Theatre Translation Theory and Performance in Contemporary Japan Native Voices Foreign Bodies

By Beverley Curran Copyright 2014
    168 Pages
    by Routledge

    168 Pages
    by Routledge

    What motivates a Japanese translator and theatre company to translate and perform a play about racial discrimination in the American South? What happens to a 'gay' play when it is staged in a country where the performance of gender is a theatrical tradition? What are the politics of First Nations or Aboriginal theatre in Japanese translation and 'colour blind' casting? Is a Canadian nô drama that tells a story of the Japanese diaspora a performance in cultural appropriation or dramatic innovation?
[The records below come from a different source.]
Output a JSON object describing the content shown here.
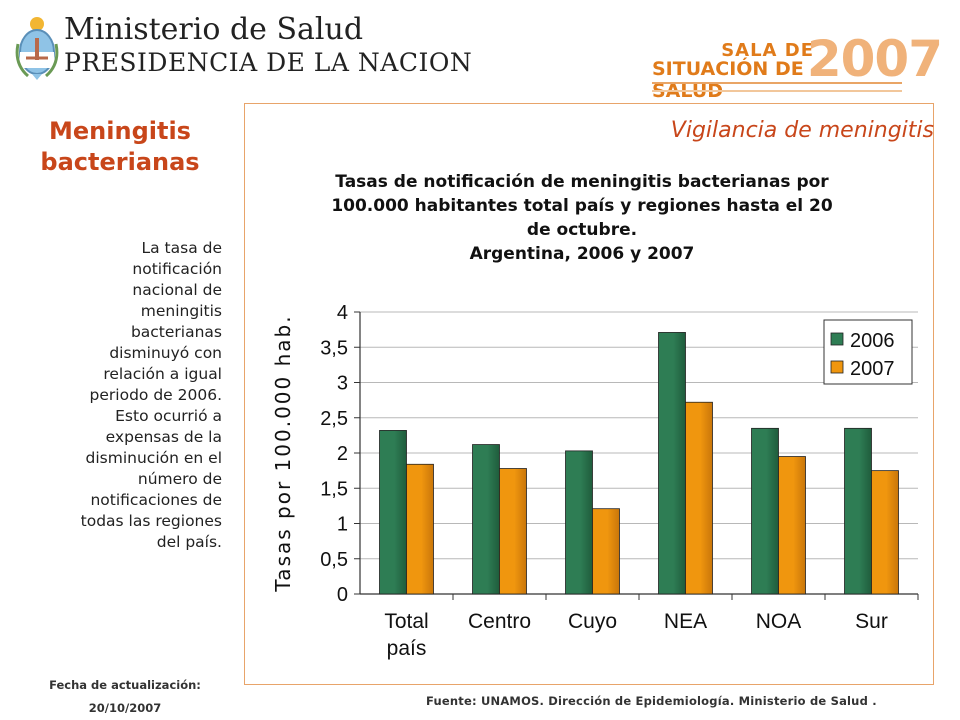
{
  "header": {
    "logo_icon": "argentina-coat-of-arms-icon",
    "ministry_name": "Ministerio de Salud",
    "ministry_sub": "PRESIDENCIA DE LA NACION",
    "sala_line1": "SALA DE",
    "sala_line2": "SITUACIÓN DE SALUD",
    "sala_year": "2007"
  },
  "sidebar": {
    "title_line1": "Meningitis",
    "title_line2": "bacterianas",
    "body_lines": [
      "La tasa de",
      "notificación",
      "nacional de",
      "meningitis",
      "bacterianas",
      "disminuyó con",
      "relación a igual",
      "periodo de 2006.",
      "Esto ocurrió a",
      "expensas de la",
      "disminución en el",
      "número de",
      "notificaciones de",
      "todas las regiones",
      "del país."
    ]
  },
  "frame": {
    "title": "Vigilancia de meningitis"
  },
  "chart_title": {
    "line1": "Tasas de notificación de meningitis bacterianas por",
    "line2": "100.000 habitantes total país y regiones hasta el 20",
    "line3": "de octubre.",
    "line4": "Argentina, 2006 y 2007"
  },
  "footer": {
    "update_label": "Fecha de actualización:",
    "update_date": "20/10/2007",
    "source": "Fuente: UNAMOS. Dirección de Epidemiología. Ministerio de Salud ."
  },
  "colors": {
    "accent": "#c8461a",
    "series_2006": "#2e7d54",
    "series_2007": "#f0960e",
    "frame_border": "#e8a46a"
  },
  "chart_data": {
    "type": "bar",
    "categories": [
      [
        "Total",
        "país"
      ],
      [
        "Centro"
      ],
      [
        "Cuyo"
      ],
      [
        "NEA"
      ],
      [
        "NOA"
      ],
      [
        "Sur"
      ]
    ],
    "series": [
      {
        "name": "2006",
        "values": [
          2.32,
          2.12,
          2.03,
          3.71,
          2.35,
          2.35
        ]
      },
      {
        "name": "2007",
        "values": [
          1.84,
          1.78,
          1.21,
          2.72,
          1.95,
          1.75
        ]
      }
    ],
    "ylabel": "Tasas por 100.000 hab.",
    "ylim": [
      0,
      4
    ],
    "yticks": [
      "0",
      "0,5",
      "1",
      "1,5",
      "2",
      "2,5",
      "3",
      "3,5",
      "4"
    ],
    "grid": true,
    "legend_position": "top-right"
  }
}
    In looking for answers to these questions, Theatre Translation Theory and Performance in Contemporary Japan extends discussions of theatre translation through a selective investigation of six Western plays, translated and staged in Japan since the 1960s, with marginalized tongues and bodies at their core. The study begins with an examination of James Baldwin's Blues for Mister Charlie, followed by explorations of Michel Marc Bouchard's Les feluettes ou La repetition d'un drame romantique, Tomson Highway's The Rez Sisters and Dry Lips Oughta Move to Kapuskasing, Roger Bennett's Up the Ladder, and Daphne Marlatt's The Gull: The Steveston t Noh Project.


    Native Voices, Foreign Bodies locates theatre translation theory and practice in Japan in the post-war Showa and Heisei eras and provokes reconsideration of Western notions about the complex interaction of tongues and bodies in translation and theatre when they travel and are reconstituted under different cultural conditions.

    Introduction, Beverley Curran; Chapter 1 How Do You Say ‘Mister Charlie’ in Japanese?, Beverley Curran; Chapter 2 Speaking Lily-White, Beverley Curran; Chapter 3 Is the ‘Rez’ in The Rez Sisters the same ‘Rez’ in Rezubian?, Beverley Curran; Chapter 4 The Limits of Aboriginal Theatre Translation, Beverley Curran; Chapter 5 Translating Nô: Daphne Marlatt's The Gull, Beverley Curran;

    Biography

    Beverley Curran teaches linguistic, cultural, and media translation at Aichi Shukutoku University in Nagoya, Japan. Her articles have appeared in several collections and journals, including Canadian Literature and The Theatre Journal, and she collaborated on the Japanese translation of Nicole Brossard’s Journal Intime. She is the current editor of the Journal of Irish Studies.